Ciudad Victoria es el lugar donde el viento del norte termina. Aquí se queda metido entre la gente, haciendo pequeños remolinos, revolcando la ropa de los tendederos. El norte también es un fresco cuando más calor hace, es un aire acondicionado repentino.
Aquí confluye el viento huasteco que se filtra entre la sierra con el de la costa en épocas de lluvia como ésta, cuando a Victoria le llueve por donde quiera o por donde puede. También hay temporadas de sequía que ocasionan escasez de agua en un lugar donde escasea aunque la haya.
Si alguien sopla deja ir lo que ya fue una palabra, una sonrisa, un dolor que se escapó de los labios. Uno es el viento si va muy recio, sube por las paredes, aprieta las ramas para que crucen las calles y para que la gente se salve y llegue feliz o cuando menos que llegue. Entonces los pájaros cantan, cuando no falta nadie en la fiesta.
Pero el viento trae las hojas y las lleva por las aceras, las repega en las cercas y van correteándose unas a otras en su paraíso de calendarios y fotos para el National Geografic. En el Paseo Méndez los jardineros se quejan del exceso de hojas, pero las hojas amarillentas no los escuchan y toman la ruta de los bulevares, la misma ruta que hicieron los pájaros.

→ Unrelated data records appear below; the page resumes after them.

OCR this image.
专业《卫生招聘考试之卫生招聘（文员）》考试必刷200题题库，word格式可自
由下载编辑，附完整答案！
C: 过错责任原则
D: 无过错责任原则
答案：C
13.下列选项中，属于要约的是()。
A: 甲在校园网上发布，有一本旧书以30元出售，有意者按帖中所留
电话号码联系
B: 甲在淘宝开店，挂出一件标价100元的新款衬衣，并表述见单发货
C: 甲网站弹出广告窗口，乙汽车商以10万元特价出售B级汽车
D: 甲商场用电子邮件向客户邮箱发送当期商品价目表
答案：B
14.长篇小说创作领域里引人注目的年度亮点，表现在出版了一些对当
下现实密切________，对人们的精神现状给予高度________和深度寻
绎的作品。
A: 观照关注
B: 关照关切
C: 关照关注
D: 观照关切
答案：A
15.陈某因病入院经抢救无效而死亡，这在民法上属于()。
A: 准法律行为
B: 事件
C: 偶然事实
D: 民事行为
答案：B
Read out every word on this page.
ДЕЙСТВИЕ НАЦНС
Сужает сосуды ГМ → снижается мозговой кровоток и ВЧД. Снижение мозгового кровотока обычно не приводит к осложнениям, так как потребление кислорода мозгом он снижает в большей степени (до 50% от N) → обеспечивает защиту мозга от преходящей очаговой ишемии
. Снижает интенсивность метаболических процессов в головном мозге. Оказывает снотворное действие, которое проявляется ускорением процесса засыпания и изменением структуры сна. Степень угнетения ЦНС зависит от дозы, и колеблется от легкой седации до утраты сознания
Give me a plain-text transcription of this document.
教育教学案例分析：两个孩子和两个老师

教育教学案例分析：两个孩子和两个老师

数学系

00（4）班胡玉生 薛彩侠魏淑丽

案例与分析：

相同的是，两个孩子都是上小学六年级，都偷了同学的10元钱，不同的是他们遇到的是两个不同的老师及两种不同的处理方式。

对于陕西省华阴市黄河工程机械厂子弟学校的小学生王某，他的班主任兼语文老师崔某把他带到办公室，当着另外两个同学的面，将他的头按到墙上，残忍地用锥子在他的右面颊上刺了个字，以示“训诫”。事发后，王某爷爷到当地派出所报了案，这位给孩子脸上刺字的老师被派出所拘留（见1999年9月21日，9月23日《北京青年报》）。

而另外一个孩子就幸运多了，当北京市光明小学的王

Dicen que al fresno no se le caen tanto como a las plantas exóticas que mudan su cabello. ¿Quién las trajo? Las trae el otoño, por eso los árboles comienzan a quedarse pelones. Entre los mangos y los aguacates criollos, en el centro de la ciudad llegó a haber muchos mezquites, pero también cítricos.
Una parvada de aves según su especie escoge los árboles, según su gusto escoge las plagas con que alimentarse y alimentar a sus crías que para estas fechas ya ensayan su vuelo arrojándose al vacío ellas solas.
Durante una tormenta la ciudad es una caja de música y una fuente de nubes rojas, ahora puede llover tranquilamente sobre las casas. Es un paisaje al pastel si la miras de lejos, la tarde es irse borrando del mapa hasta desaparecer en cualquier calle antes de llegar a casa. Y ahí estás. En las sombras de los ficus donde antes había pitayas o en las canchas de handball que antes fue un parque de beisbol.
Eso traen las hojas a veces que marchan por el diecisiete y algunas se rezagan adrede, quieren ver las habitaciones de los habitantes, quieren saquear el silencio de las casas solas y de los negocios pendientes, lo que se fueron antes y toda la gente que sale solo a la calle 17.
La ciudad insiste en su nobleza heredada, en su estirpe de gigante, por eso resiste el paso de los carros, el ruido de las aplanadoras, los pozos que se hacen, los metales sembrados , los papalotes de humo que respiramos. Por eso llueve, por eso truena y relampaguea.
Cuando no hay agua y los pájaros no pueden inventarla se marchan a morir a un lugar desconocido. Puede usted seguirlos hasta el último minuto de su vida y la del pájaro, y el sitio donde cavan su tumba es un enigma.
La historia de las aves la cuentan los vientos, proceden de donde mismo y los árboles son canciones vibradas de otro tiempo, los pájaros de las calles son los mismos de todos los tiempos, la misma fotografía de gorderos en las banquetas, los pichones en las iglesias y los chiquillos asombrados dándoles chetos.
Es cierto que a veces víctimas de un mal entendido mueren electrocutados, pero mueren entonces, no se van al cielo, esos los encuentra uno tendidos en el suelo, como una cascara de plátano. Otras veces esos chiquillos de la zaga de mata pájaros los asesinan con un tirador metálico o con un rifle de diábulos, pero son los menos.
Lo cierto es que nadie sabe si existe un cementerio natural de pájaros. En victoria ya deberíamos saberlo con tantas aves, con gorriones por ejemplo en las copas de los árboles, las palomas de alas blancas que últimamente invadieron lo patios y los techos de las casas. Con gorderos y mirlos que se llevan bien con todos y las urracas diáfanas y distinguidas dueñas de la casa.